By Devyn Lyon, Fox23 News
TULSA, Okla. — Oklahoma voters will decide later this month whether to gradually raise the state’s minimum wage from $7.25 an hour to $15 an hour through State Question 832.
The measure will appear on ballots during the June 16 primary election and would mark the first increase to Oklahoma’s minimum wage in more than 15 years if approved by voters.
Under the proposal, the state’s minimum wage would increase gradually over three years:
- $12 per hour in 2027
- $13.50 per hour in 2028
- $15 per hour in 2029
If voters reject the measure, Oklahoma’s minimum wage would remain at $7.25 an hour.
The proposal comes as economists and financial experts continue debating what impacts a higher minimum wage could have on workers, businesses and the broader economy.
“We’re in a very important crossroads in the state of Oklahoma,” said University of Tulsa economics professor Scott Carter.
Former White House economic policy advisor Michael Negron said inflation has reduced the purchasing power of minimum wage earners over time.
“We’re in this situation where the federal minimum wage simply isn’t sufficient to afford the things that people need,” Negron said. “If it had merely kept up with inflation, that $7.25 would be about $11 now in Oklahoma.”
According to financial advisor Vince Gregory with Castle Rock Advisors, roughly 360,000 Oklahoma workers could potentially be affected by the increase.
“That’s about one in five Oklahomans who could feel the increase in income,” Gregory said.
Oklahoma remains one of several states that still use the federal minimum wage of $7.25 an hour.
Neighboring Arkansas and Missouri currently have minimum wages above $11 an hour, while Texas and Kansas remain at $7.25.
Experts interviewed by our news partners at FOX23 agreed that predicting the long-term effects of a minimum wage increase is difficult.
Gregory said economists continue to debate what secondary effects could occur if wages rise.
“We don’t really know what kind of effect it’s going to have because it’s going to have secondary and third-order effects,” Gregory said.
Some opponents of minimum wage increases have expressed concerns that businesses could respond by reducing employee hours, increasing prices or struggling to absorb higher labor costs.
Gregory noted some states that have previously increased minimum wages have seen reductions in worker hours.
Meanwhile, supporters argue higher wages can improve worker retention and productivity.

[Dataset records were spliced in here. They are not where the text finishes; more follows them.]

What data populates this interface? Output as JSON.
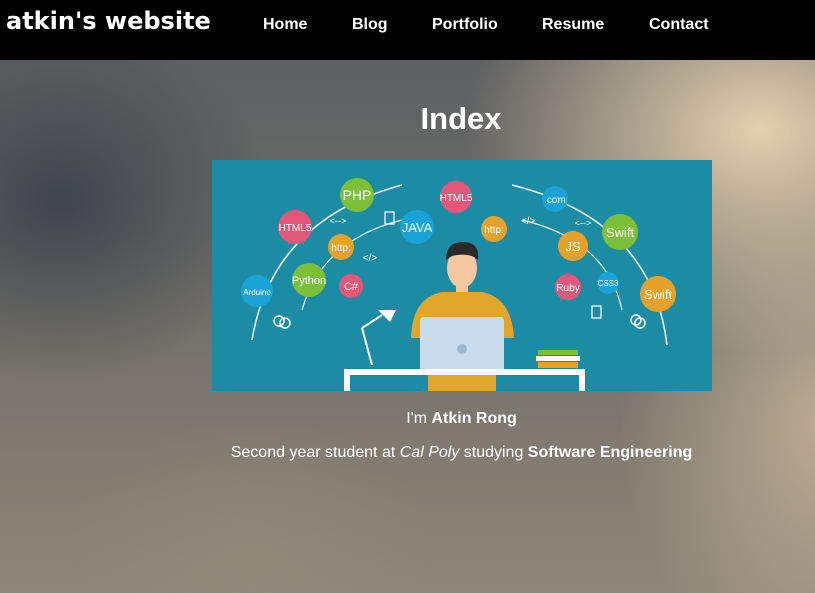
{
  "site": {
    "title": "atkin's website"
  },
  "nav": {
    "items": [
      {
        "label": "Home"
      },
      {
        "label": "Blog"
      },
      {
        "label": "Portfolio"
      },
      {
        "label": "Resume"
      },
      {
        "label": "Contact"
      }
    ]
  },
  "main": {
    "title": "Index",
    "hero_image": {
      "bubbles": [
        "PHP",
        "HTML5",
        "JAVA",
        "http:",
        "HTML5",
        "http:",
        "Python",
        "C#",
        "Arduino",
        ".com",
        "Swift",
        "JS",
        "Ruby",
        "CSS3",
        "Swift"
      ],
      "code_marks": [
        "<-->",
        "</>",
        "</>",
        "<-->"
      ]
    },
    "intro": {
      "prefix": "I'm ",
      "name": "Atkin Rong"
    },
    "bio": {
      "part1": "Second year student at ",
      "school": "Cal Poly",
      "part2": " studying ",
      "major": "Software Engineering"
    }
  },
  "colors": {
    "navbar": "#000000",
    "hero_background": "#1b8ca3",
    "bubble_green": "#7cbf3a",
    "bubble_pink": "#e2577a",
    "bubble_orange": "#e6a12a",
    "bubble_blue": "#1aa3d6"
  }
}
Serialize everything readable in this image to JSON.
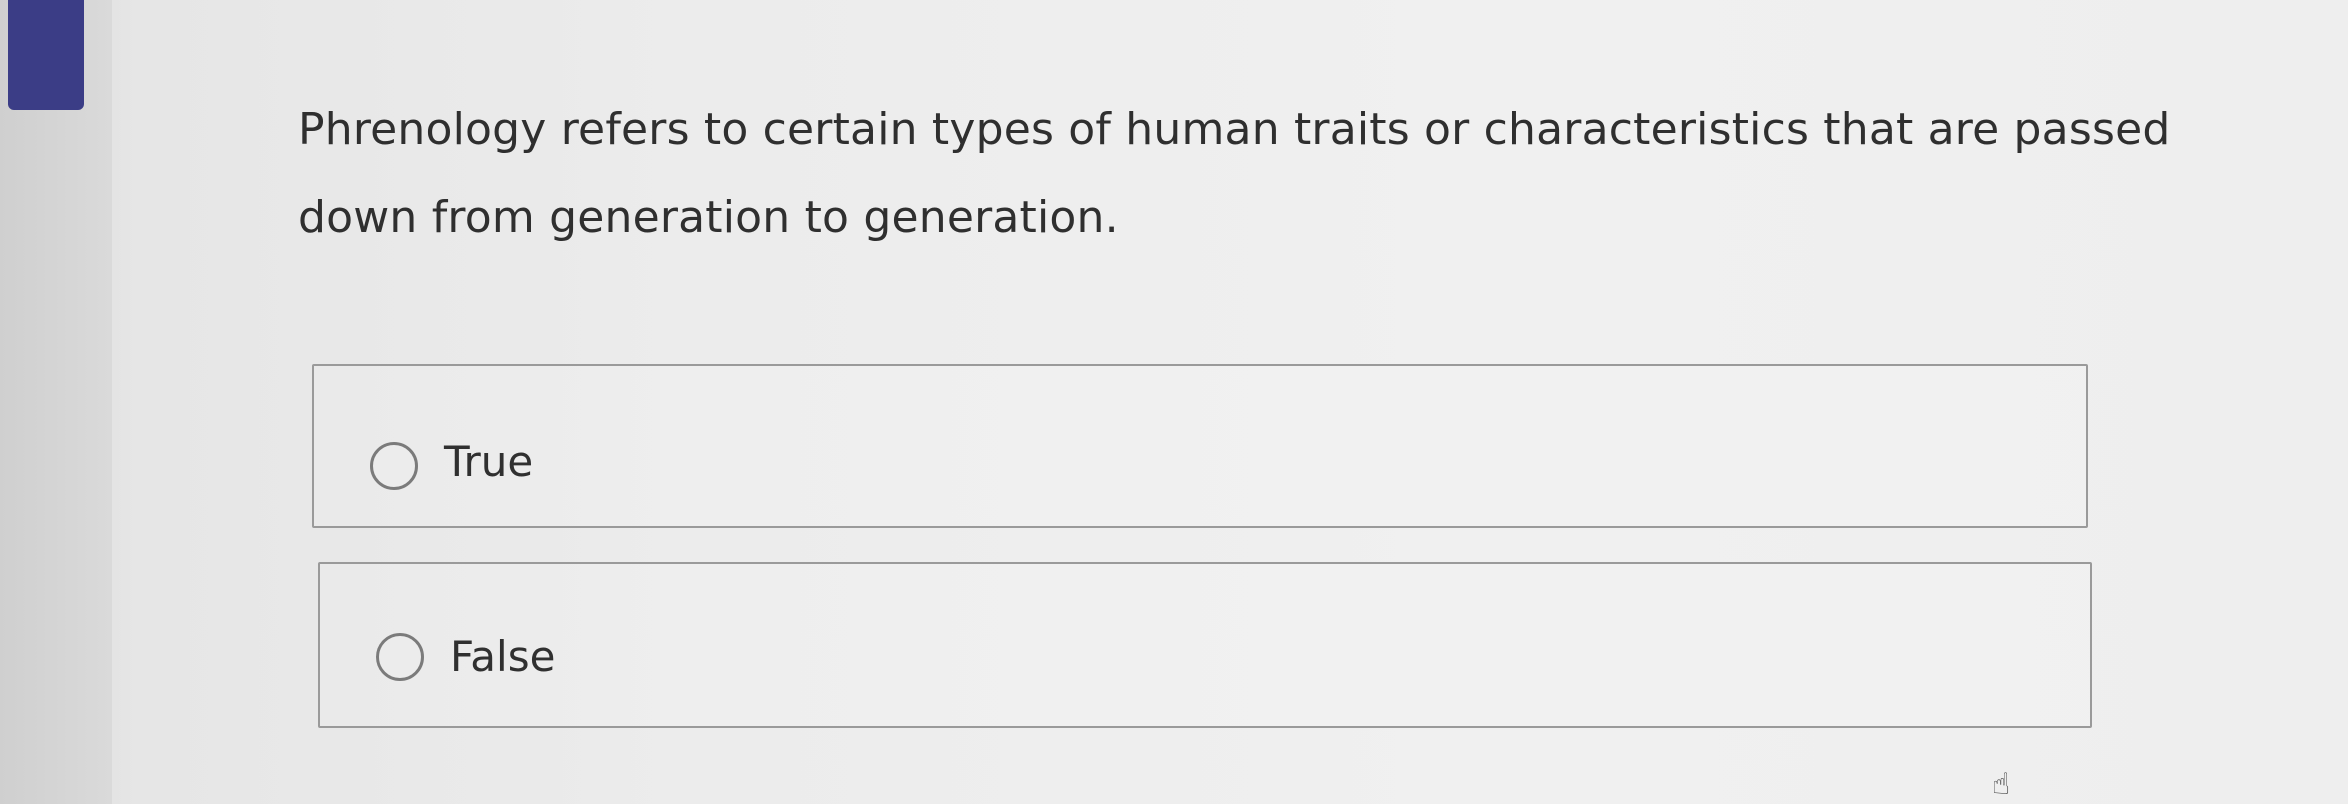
{
  "colors": {
    "accent": "#3b3d86",
    "background": "#ececec",
    "text": "#2f2f2f",
    "border": "#9a9a9a"
  },
  "question": {
    "text": "Phrenology refers to certain types of human traits or characteristics that are passed down from generation to generation."
  },
  "options": [
    {
      "label": "True",
      "selected": false,
      "icon": "radio-icon"
    },
    {
      "label": "False",
      "selected": false,
      "icon": "radio-icon"
    }
  ],
  "cursor": {
    "icon": "hand-cursor-icon"
  }
}
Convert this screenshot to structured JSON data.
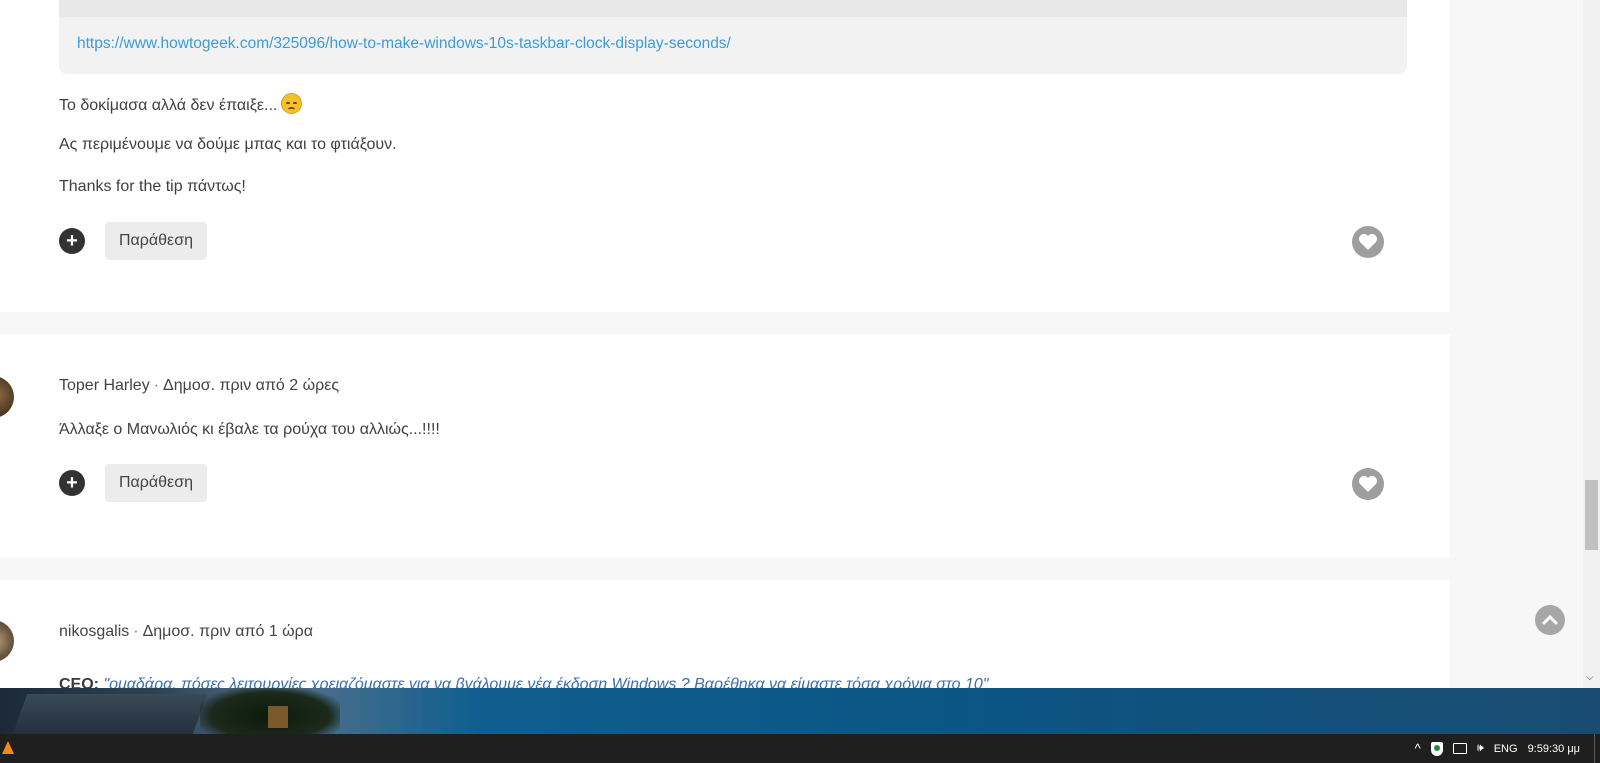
{
  "post1": {
    "quote_link": "https://www.howtogeek.com/325096/how-to-make-windows-10s-taskbar-clock-display-seconds/",
    "line1": "Το δοκίμασα αλλά δεν έπαιξε...",
    "emoji": "disappointed-face-emoji",
    "line2": "Ας περιμένουμε να δούμε μπας και το φτιάξουν.",
    "line3": "Thanks for the tip πάντως!",
    "plus_label": "+",
    "quote_button": "Παράθεση"
  },
  "post2": {
    "author": "Toper Harley",
    "separator": "·",
    "date": "Δημοσ. πριν από 2 ώρες",
    "text": "Άλλαξε ο Μανωλιός κι έβαλε τα ρούχα του αλλιώς...!!!!",
    "plus_label": "+",
    "quote_button": "Παράθεση"
  },
  "post3": {
    "author": "nikosgalis",
    "separator": "·",
    "date": "Δημοσ. πριν από 1 ώρα",
    "speaker": "CEO:",
    "text": "\"ομαδάρα, πόσες λειτουργίες χρειαζόμαστε για να βγάλουμε νέα έκδοση Windows ? Βαρέθηκα να είμαστε τόσα χρόνια στο 10\""
  },
  "taskbar": {
    "chevron": "^",
    "volume": "🕪",
    "volume_icon_label": "ENG",
    "language": "ENG",
    "clock": "9:59:30 μμ"
  },
  "colors": {
    "link": "#3d9bd8",
    "like_button": "#9e9e9e",
    "plus_button": "#333333",
    "taskbar": "#1f1f1f"
  }
}
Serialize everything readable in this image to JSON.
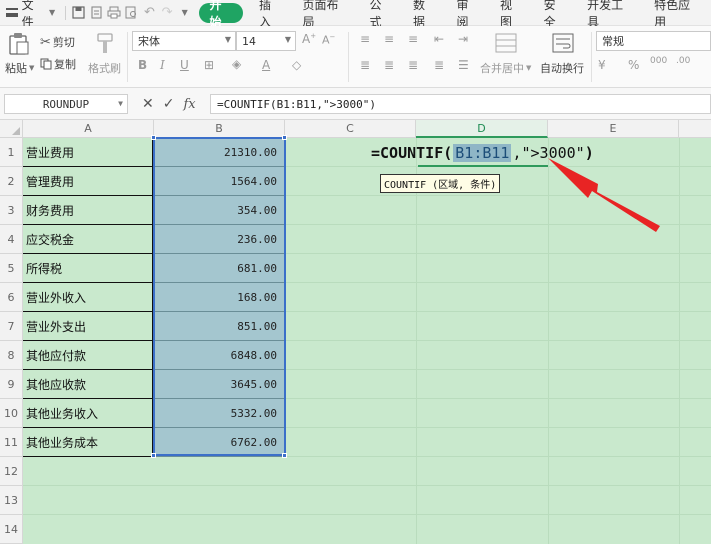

“Their productivity has gone up. Job turnover goes down,” Negron said. “That’s important for businesses because lower-wage workers are likelier to leave their jobs.”
Carter pointed to economic research that he said found little evidence that wage increases automatically lead to significant increases in consumer prices.
“There was no evidence of wage increases being broadly passed through in terms of goods prices,” Carter said, citing findings from economic research.
While economists continue to study minimum wage increases across the country, experts say each state can experience different results based on its workforce, industries and economic conditions.
“It’s a great opportunity for us as a state to take the time to do some research and education,” Gregory said.
The debate over State Question 832 is expected to continue in the days leading up to the June 16 election as voters weigh potential benefits and concerns surrounding the proposal.